В кружке «Среда» Николай Иванович был одним из немногих, толкавших кружок на политические выступления. Но фальши не выносил и иногда как будто впадал с самим собою в противоречие. Был юбилей Короленко. «Среда», вообще по-московски падкая на всякого рода юбилеи и торжества, конечно, долгом своим почла откликнуться на юбилей адресом. Николай Иванович решительно восстал против. Было непонятно. Все изумились. А он, покашливая, говорил сурово:
– Что «Среде» до того главного, чем горит Короленко? Искренно она может восхвалять только его художественные заслуги, а Короленко нужно чествовать не только за это.
Мы написали хороший, задушевный адрес. Он кончался двустишием, которое Короленко приводит в одном из своих рассказов:
Николай Иванович отказался подписать адрес.
– Какое «Среде» дело до того, поют ли на Руси петухи и скоро ли будет на ней день?
Это уже было несправедливо по отношению к товарищам: конечно, им это не было совсем уж безразлично. Все, посмеиваясь, переглядывались и пожимали плечами. Николай Иванович сидел, нахохлившись, и поглядывал с угрюмым вызовом.
Когда, проездом через Москву, «Среду» посещали Чехов, Короленко или Горький, они, естественно, становились центром общего внимания, к ним льнули, почтительно замолкали, как только они открывали рот, за ужином поднимали за них тосты. Хозяйка металась с глазами, ошалевшими от подобострастного восторга. Николай Иванович держался в стороне и поглядывал с насмешкой.
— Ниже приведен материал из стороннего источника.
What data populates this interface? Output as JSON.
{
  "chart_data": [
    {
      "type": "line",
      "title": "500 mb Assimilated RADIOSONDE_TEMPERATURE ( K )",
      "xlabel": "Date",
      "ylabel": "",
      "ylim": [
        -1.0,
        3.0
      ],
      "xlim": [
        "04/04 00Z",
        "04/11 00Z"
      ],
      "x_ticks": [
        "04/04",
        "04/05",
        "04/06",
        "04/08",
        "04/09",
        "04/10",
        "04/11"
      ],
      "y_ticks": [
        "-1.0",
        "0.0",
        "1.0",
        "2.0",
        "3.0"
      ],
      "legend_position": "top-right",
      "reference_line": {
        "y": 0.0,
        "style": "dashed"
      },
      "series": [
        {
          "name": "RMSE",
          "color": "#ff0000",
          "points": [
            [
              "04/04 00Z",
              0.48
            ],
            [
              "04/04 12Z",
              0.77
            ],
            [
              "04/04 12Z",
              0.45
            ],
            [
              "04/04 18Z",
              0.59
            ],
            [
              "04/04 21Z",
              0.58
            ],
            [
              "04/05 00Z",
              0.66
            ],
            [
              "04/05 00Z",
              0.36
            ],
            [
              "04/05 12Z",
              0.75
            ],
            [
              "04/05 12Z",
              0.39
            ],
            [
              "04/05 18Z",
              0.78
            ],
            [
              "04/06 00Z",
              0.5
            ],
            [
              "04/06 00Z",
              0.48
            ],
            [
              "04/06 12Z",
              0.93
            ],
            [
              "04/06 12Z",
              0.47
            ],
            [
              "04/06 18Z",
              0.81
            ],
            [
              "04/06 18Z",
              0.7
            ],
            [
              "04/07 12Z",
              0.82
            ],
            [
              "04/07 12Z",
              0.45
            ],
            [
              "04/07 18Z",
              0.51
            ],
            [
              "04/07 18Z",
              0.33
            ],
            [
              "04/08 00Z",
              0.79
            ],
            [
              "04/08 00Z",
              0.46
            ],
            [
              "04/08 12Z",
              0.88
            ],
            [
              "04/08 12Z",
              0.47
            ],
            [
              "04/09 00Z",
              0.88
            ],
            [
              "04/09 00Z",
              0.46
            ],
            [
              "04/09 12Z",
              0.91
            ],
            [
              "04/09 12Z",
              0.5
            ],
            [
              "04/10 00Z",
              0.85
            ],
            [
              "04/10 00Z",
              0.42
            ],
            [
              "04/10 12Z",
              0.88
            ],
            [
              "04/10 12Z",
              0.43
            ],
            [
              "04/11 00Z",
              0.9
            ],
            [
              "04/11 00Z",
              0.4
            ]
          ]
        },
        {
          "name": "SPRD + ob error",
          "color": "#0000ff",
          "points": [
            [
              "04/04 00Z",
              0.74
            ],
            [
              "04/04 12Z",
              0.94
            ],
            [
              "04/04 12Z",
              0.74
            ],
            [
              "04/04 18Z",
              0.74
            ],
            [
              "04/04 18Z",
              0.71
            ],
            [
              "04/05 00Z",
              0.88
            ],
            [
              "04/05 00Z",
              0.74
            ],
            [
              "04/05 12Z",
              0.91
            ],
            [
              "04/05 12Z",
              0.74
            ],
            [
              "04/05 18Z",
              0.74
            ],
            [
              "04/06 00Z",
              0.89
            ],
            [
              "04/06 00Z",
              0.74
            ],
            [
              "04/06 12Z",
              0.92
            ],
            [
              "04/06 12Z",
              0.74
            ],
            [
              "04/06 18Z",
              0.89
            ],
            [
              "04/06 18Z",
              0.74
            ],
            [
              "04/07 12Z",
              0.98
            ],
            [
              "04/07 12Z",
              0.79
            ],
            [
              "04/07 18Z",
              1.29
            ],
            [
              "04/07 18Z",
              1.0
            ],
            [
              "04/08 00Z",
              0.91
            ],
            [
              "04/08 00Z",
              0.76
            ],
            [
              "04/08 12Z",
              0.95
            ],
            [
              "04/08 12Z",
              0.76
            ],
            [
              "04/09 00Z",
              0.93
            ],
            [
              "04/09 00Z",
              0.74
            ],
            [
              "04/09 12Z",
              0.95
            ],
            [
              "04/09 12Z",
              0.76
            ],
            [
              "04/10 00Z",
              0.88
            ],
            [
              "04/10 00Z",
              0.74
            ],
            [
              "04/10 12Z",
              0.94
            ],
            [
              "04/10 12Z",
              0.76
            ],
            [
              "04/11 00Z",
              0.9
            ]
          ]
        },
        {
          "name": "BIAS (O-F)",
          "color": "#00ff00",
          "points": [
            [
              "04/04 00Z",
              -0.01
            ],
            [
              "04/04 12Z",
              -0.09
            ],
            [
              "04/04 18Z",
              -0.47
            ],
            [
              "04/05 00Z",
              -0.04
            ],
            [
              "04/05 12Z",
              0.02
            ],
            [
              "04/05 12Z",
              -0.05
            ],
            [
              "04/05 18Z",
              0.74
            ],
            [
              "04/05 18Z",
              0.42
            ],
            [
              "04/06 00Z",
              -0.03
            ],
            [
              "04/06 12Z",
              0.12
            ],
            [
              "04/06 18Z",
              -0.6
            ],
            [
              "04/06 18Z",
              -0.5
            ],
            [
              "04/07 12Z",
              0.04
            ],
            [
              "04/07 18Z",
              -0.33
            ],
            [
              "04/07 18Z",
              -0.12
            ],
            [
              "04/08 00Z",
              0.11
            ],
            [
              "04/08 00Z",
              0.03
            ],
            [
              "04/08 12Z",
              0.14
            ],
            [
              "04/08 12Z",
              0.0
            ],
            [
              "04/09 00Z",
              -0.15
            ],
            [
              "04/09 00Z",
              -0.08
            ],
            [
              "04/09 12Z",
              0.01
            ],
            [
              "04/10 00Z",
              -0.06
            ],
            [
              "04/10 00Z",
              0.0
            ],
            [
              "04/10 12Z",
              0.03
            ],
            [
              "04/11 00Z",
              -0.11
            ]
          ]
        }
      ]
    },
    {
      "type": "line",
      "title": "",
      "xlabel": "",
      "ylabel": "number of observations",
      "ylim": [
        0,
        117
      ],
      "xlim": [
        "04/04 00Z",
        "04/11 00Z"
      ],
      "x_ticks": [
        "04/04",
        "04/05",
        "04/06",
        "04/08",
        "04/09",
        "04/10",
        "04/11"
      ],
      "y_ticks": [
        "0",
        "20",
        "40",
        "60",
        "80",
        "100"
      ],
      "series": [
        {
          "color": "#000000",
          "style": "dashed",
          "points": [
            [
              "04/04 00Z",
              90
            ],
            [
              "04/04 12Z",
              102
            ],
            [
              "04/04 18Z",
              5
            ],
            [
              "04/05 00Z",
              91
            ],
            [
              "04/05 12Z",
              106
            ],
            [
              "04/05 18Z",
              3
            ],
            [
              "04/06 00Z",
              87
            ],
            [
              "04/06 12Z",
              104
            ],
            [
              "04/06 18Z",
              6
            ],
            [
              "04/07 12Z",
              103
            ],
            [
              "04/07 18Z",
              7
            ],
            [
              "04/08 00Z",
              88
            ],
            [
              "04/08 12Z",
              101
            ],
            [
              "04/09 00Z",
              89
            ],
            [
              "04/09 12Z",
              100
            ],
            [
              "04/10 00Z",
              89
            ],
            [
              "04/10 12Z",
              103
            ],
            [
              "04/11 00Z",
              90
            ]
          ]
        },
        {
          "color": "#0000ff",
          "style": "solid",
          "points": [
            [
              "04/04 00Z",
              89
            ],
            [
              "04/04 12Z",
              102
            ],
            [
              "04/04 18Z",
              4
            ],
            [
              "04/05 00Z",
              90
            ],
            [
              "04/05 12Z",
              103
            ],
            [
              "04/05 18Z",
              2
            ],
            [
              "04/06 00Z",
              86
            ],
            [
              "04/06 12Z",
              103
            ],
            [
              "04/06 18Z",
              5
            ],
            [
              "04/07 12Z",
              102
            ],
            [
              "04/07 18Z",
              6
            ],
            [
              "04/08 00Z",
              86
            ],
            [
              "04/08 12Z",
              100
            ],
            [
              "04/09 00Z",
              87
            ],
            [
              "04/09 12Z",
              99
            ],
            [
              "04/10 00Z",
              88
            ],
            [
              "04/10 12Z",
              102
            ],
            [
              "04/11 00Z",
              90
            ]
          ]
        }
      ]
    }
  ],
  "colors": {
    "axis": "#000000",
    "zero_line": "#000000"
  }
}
Становилось в душе немножко совестно за то идолопоклонство, которое проявляла «Среда» в отношении к своим знатным гостям.
Критик он был требовательный и читаемые в кружке произведения разбирал строго. Особенно доставалось от него Леониду Андрееву. Он нападал на него за отсутствие простоты и подогретую искусственность тона.
– Я не верю тому, что вы это переживаете так, как пишете.
Сам, однако, своих произведений в кружке никогда не читал.
У них было теперь двое детей. Старшая, Таня, то обезьяноподобное существо, о котором я рассказывал. Другая, Катя, на два года моложе, была нормальная девочка, умненькая и одаренная, но очень нервная. Таня подрастала, ей уже было лет семь-восемь. Та же безлобая головка на пышном длинноруком теле, в разные стороны глядящие глаза и блаженно-бессмысленная улыбка, порхающая по губам. Гуляя, нужно было держать ее за руку, иначе побежит и будет бежать все прямо, пока не свалится в канаву. Возьмет стакан, выбросит за окно и смеется довольным смехом. Дождь проливной, лужи на дворе, – она в только что надетом чистом платьице выскочит на двор и пляшет по лужам. Николай Иванович всегда ходил гулять с детьми и вел Танечку за руку, с гордым и суровым лицом проходя сквозь строй внимательных взглядов и сострадательных шепотов гуляющей публики:
– Несчастный ребенок!.. Несчастные родители!..
Года два-три пьеса «Сильные и слабые» давала Николаю Ивановичу хорошие деньги. Как большинство русских людей, он по соответственной сумме и построил свой бюджет. Но оказался он автором одного произведения. Это – тяжелейшая трагедия в жизни не одного писателя. Грибоедов, Ершов, Сухово-Кобылин, Найденов, Гославский. В одном-двух произведениях они высказались целиком. И мало у кого находится ума и мужества, чтобы сказать себе: «довольно!» – и взяться за другое дело. Кровь уже отравлена, начинается мучительное насилование себя. И пишет человек, пишет… К той же трагедии пришел и Николай Иванович.
Он писал драму за драмой. Из уважения к автору «Сильных и слабых» драму ставили. Она выдерживала три-четыре представления и снималась с репертуара. Иные пьесы и прямо отвергались. Имя Николая Ивановича становилось нарицательным для серой драматургической бездарности.
Продолжал он писать и рассказы. Безнадежно тусклые, угнетающе гуманные, с идейными сельскими учительницами и самоотверженными земскими врачами, – как писали только лет тридцать до того. Может быть, если бы он бросил перо лет на пять, у него накопилось бы в душе что-нибудь важное и нужное, что властно потянуло бы к перу. Но писательство стало ремеслом. Он писал, потому что нужно было платить за квартиру, потому что Тане нужно было сшить шубку. Писал через силу и против желания. И ему все мешало работать. Когда он сидел за письменным столом, вся квартира ходила на цыпочках, детей уводили в самую дальнюю комнату, и все-таки он то и дело в ярости выскакивал из кабинета и кричал, чтобы уняли детей, чтобы прогнали полотеров. Ярость окончательно рассеивала охоту работать, и он весь день ходил обиженный и на всех сердитый.